The tone is flat-out black comedy with X-rated laughs, most of them coming from Belfort’s various sex and substance addictions, which perfectly offset the Sopranos-style dialogue.

> That film is not to be confused with the simultaneously released ASSAULT ON WOLF STREET (18: Metrodome), a thriller with a solid cast featuring the likes of Edward Furlong, John Heard, Keith David and Michael Pare.

When Rosie (Erin Karpluk) is diagnosed with a brain tumour, her former soldier husband Jim (Dominic Purcell) decides to cash in his military pension to pay for her treatment.

But his financial advisor tells him much of his money has been lost in bad investments.

Jim borrows money from a colleague and hires an attorney to sue before taking matters into his own hands by going on a spree to kill every man on Wall Street who has abused his power.

> In one of his final roles before his death in a car crash, Paul Walker goes full redneck in HUSTLERS (18: Lionsgate), three tales of grindhouse revenge linked by a small-town pawn shop in America’s Deep South.

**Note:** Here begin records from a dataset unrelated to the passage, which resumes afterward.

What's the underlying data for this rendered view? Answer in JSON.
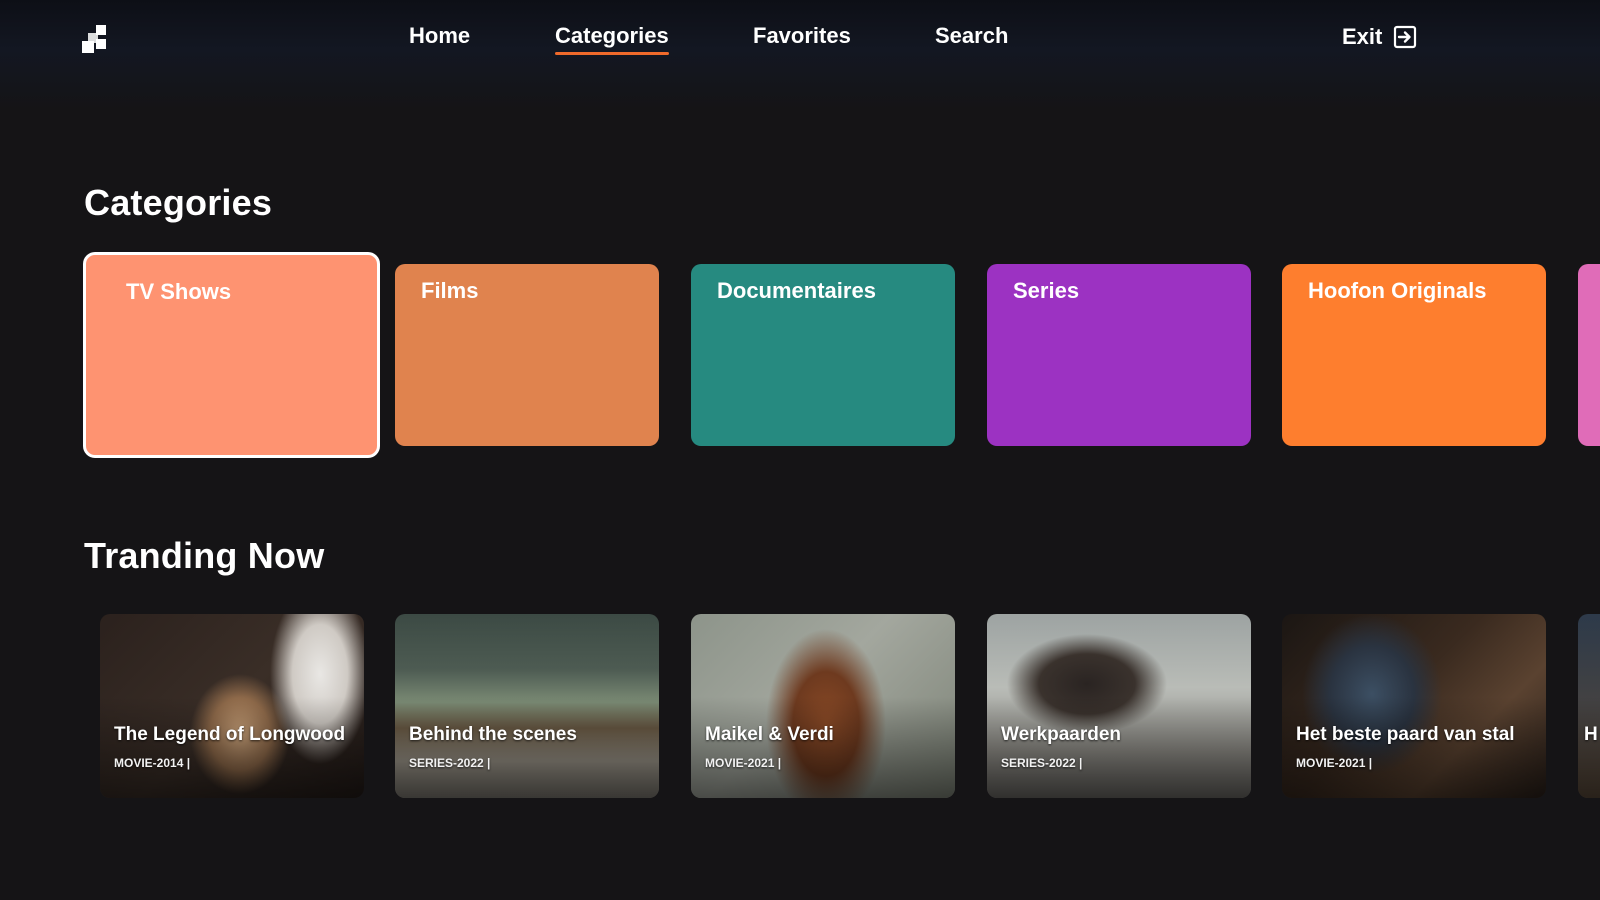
{
  "nav": {
    "items": [
      {
        "label": "Home",
        "active": false
      },
      {
        "label": "Categories",
        "active": true
      },
      {
        "label": "Favorites",
        "active": false
      },
      {
        "label": "Search",
        "active": false
      }
    ],
    "exit_label": "Exit",
    "logo_icon": "app-logo-icon",
    "exit_icon": "exit-arrow-icon",
    "accent_color": "#f06a2b"
  },
  "categories": {
    "title": "Categories",
    "items": [
      {
        "label": "TV Shows",
        "color": "#fe9371",
        "focused": true
      },
      {
        "label": "Films",
        "color": "#e0834e"
      },
      {
        "label": "Documentaires",
        "color": "#268a80"
      },
      {
        "label": "Series",
        "color": "#9c32c2"
      },
      {
        "label": "Hoofon Originals",
        "color": "#fe7e2e"
      },
      {
        "label": "",
        "color": "#e06cb8"
      }
    ]
  },
  "trending": {
    "title": "Tranding Now",
    "items": [
      {
        "title": "The Legend of Longwood",
        "meta": "MOVIE-2014 |"
      },
      {
        "title": "Behind the scenes",
        "meta": "SERIES-2022 |"
      },
      {
        "title": "Maikel & Verdi",
        "meta": "MOVIE-2021 |"
      },
      {
        "title": "Werkpaarden",
        "meta": "SERIES-2022 |"
      },
      {
        "title": "Het beste paard van stal",
        "meta": "MOVIE-2021 |"
      },
      {
        "title": "H",
        "meta": ""
      }
    ]
  }
}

Spliced, Creepshow-fashion, with comic-book panels, Walker’s hillbilly meth-addict Raw Dog is joined by Elijah Wood as a serial rapist and Brendan Fraser as a crappy Elvis impersonator who strikes a deal with the devil.

Matt Dillon, Vincent D’Onofrio and Thomas Jane are also in the line-up, but the script is weak and the stories second hand.

> The Vietnam War and the protest movement back home are seen through a very soft lens in soapy romantic drama LOVE AND HONOR (12: High Fliers).

Two soldiers – strait-laced Dalton (Austin Stowell) and prankish Mickey (Liam Hemsworth) – get a week’s leave from the war.

Instead of exploring Asia’s brothels, they head to a hippie-filled Michigan, where they pose as deserters and Dalton attempts to discover why his girlfriend Jane – now calling herself Juniper – has given him the heave-ho.

The film’s modest budget wouldn’t matter as much if the director hadn’t cut corners elsewhere, dropping the soldiers into one stock 1960s situation after another.

It’s a lightweight drama full of heavyweight war-is-hell monologues.